Alles im Zeichen der Reichweite, so heißt es für viele Hersteller elektrischer Fahrzeuge – jetzt wagt sich der amerikanische Reifenkonzern Goodyear ebenfalls an das Problem.

Die Geneva Motor Show hat jedes Jahr eine Palette an Innovationen zu bieten, die Besucher, Fachkundige und Presse in Staunen versetzen und Freude aufkommen lassen. Erneut stellten nicht nur die Autohersteller interessante neue Modelle vor, sondern auch die amerikanische Firma Goodyear, die sich als weltweit drittgrößter Reifenhersteller einen Namen gemacht hat. Ganz Ihrer Vokation entsprechend, wartete das Großunternehmen mit zwei neuen Reifenmodellen auf, von denen eines Energie generieren kann.

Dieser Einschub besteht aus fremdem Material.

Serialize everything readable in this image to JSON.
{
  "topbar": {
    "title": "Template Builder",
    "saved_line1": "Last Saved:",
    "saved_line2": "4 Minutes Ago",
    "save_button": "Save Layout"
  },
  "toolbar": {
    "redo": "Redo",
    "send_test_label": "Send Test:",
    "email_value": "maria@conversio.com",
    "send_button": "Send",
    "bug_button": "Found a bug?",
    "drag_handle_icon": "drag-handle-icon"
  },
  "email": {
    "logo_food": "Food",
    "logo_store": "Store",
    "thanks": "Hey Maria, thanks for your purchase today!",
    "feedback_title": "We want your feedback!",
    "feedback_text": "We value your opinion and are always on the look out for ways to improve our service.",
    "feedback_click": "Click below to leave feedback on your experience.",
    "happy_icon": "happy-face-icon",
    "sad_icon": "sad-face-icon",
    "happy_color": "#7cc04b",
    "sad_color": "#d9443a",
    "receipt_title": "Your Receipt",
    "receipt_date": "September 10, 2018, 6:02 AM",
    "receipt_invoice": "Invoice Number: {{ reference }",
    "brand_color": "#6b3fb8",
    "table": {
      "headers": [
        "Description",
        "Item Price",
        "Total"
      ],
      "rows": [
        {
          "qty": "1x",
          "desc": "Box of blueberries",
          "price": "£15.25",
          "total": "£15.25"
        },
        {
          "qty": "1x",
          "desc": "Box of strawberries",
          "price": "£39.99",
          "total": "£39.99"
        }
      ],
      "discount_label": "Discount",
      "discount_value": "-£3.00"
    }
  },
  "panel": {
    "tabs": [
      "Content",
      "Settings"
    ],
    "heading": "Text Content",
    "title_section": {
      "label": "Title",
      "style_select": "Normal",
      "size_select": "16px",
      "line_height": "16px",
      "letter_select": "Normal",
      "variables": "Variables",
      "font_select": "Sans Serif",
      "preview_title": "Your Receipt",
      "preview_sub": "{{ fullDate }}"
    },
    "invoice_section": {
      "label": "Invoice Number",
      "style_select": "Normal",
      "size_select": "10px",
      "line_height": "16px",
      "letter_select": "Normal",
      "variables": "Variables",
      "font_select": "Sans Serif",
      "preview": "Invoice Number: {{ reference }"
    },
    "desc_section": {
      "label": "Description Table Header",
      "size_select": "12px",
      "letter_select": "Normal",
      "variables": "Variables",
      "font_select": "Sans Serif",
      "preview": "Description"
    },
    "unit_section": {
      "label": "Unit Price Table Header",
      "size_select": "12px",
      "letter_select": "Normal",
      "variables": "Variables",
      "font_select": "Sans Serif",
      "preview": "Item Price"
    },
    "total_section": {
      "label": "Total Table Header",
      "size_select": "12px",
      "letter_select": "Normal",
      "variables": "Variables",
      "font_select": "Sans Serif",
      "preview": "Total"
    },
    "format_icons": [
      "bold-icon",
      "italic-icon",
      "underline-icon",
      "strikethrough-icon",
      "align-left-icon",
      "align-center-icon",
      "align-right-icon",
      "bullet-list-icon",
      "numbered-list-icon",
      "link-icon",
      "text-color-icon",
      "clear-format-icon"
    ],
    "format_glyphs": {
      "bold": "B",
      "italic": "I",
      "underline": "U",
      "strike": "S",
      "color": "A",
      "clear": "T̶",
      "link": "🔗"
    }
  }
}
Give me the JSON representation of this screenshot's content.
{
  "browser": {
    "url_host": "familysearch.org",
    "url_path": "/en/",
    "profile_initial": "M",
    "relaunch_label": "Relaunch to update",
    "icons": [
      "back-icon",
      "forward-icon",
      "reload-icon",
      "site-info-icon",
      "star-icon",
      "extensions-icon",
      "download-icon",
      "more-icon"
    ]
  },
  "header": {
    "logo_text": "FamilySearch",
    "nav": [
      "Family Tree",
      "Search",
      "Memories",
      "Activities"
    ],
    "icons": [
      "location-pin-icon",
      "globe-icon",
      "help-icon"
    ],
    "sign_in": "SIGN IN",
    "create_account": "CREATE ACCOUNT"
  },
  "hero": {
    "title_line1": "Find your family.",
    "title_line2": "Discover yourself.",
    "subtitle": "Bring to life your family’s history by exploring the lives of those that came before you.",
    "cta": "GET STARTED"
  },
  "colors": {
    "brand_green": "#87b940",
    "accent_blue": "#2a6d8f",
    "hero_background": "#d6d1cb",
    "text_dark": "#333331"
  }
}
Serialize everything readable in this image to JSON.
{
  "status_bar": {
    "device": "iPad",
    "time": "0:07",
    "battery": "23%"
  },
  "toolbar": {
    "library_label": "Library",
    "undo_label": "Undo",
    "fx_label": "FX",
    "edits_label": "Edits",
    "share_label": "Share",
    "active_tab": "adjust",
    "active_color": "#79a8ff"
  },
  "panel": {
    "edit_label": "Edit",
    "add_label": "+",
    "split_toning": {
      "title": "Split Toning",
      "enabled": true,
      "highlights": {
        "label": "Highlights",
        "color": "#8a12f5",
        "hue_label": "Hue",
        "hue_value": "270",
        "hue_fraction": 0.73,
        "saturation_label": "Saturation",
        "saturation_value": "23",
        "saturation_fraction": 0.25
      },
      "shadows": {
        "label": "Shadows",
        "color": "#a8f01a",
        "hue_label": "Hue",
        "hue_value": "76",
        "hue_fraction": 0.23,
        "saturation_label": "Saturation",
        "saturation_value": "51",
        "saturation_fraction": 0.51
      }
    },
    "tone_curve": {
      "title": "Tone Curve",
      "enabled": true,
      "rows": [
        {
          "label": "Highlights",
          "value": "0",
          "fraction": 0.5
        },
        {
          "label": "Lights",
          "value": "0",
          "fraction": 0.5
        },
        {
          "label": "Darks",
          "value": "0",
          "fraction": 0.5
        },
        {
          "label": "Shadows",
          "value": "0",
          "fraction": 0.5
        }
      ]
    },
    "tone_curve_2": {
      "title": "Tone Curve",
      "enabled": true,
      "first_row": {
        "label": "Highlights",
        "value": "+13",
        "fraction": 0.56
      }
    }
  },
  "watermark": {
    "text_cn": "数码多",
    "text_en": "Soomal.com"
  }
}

BH03 – Wenn Sonne und Asphalt zu Treibkraft werden

Der erste Konzeptreifen, der die etwas unspektakuläre Seriennummer BH03 trägt, soll Energie durch die Reibung mit Asphalt generieren und speichern. Auch normale Zugkraft und Belastungserscheinungen sollen die entstehende Hitze über den Reifen ableiten und zu Energie wandeln. Diesen Vorgang der Energiegewinnung bezeichnet man als piezoelektrischen Effekt. Hierbei tritt elektrische Spannung an einem Festkörper, hier der Reifen, durch seine elastische Verformung auf: Positiver und negativer Ladungsschwerpunkt werden durch die von außen einwirkender Kraft verlagert und erzeugen eine elektrische Spannung. Durch Sonneneinstrahlung generierte Wärme soll ebenfalls aufgenommen und zu Elektrizität gewandelt werden. Nur durch die Nutzung des in dem Reifen zur Verwendung kommenden piezoelektrisch-thermischen Materials ist dies überhaupt vorstellbar.


Gib Gummi

Der zweite Konzeptreifen mit den Namen Triple-Tube verfügt im Inneren über, wie seine Bezeichnung verrät, über drei Röhren unterhalb des Profils, welche durch eine Pumpe an die Straßenbeschaffenheit angepasst werden können. Sie pumpen den Reifen entweder stärker auf oder lassen Luft ab. Ganz ähnlich also, wie der letztes Jahr auf dem Genfer Autosalon vorgestellter SUV-Reifen, der über zwei Ringe mit eigenen Luftkammern verfügte. Funktionsweise: Der äußere Ring wird auf der Straße genutzt, während der innere Ring mit stärker ausgeprägten Profil auf Off-Road Strecken aufgepumpt wird.

Back to the roots

Eigentlich sollte dieser Leitspruch für so einiges in der heutigen Gesellschaft Verwendung finden. Mehr Simplizität, Ursprüngliches und Einfaches erleichtern nicht nur Prozesse, sondern können bei der Ideenfindung durchaus hilfreich sein. Anstatt an den Batterien der Autos rumzudoktorn, oder ganze technische Komponenten des Motors zu optimieren, sollte öfters nur auf das Grundlegende geachtet werden – in diesem Fall das Bodennahste – der Reifen. Goodyear liefert somit einen interessanten neuen Aspekt für die Automobilbranche, der beispielsweise in Kombination mit den Smart Highways des holländischen Designers Daan Roosegaarde eine Bandbreite an Möglichkeiten und unbegrenzte Mobilität schaffen könnte.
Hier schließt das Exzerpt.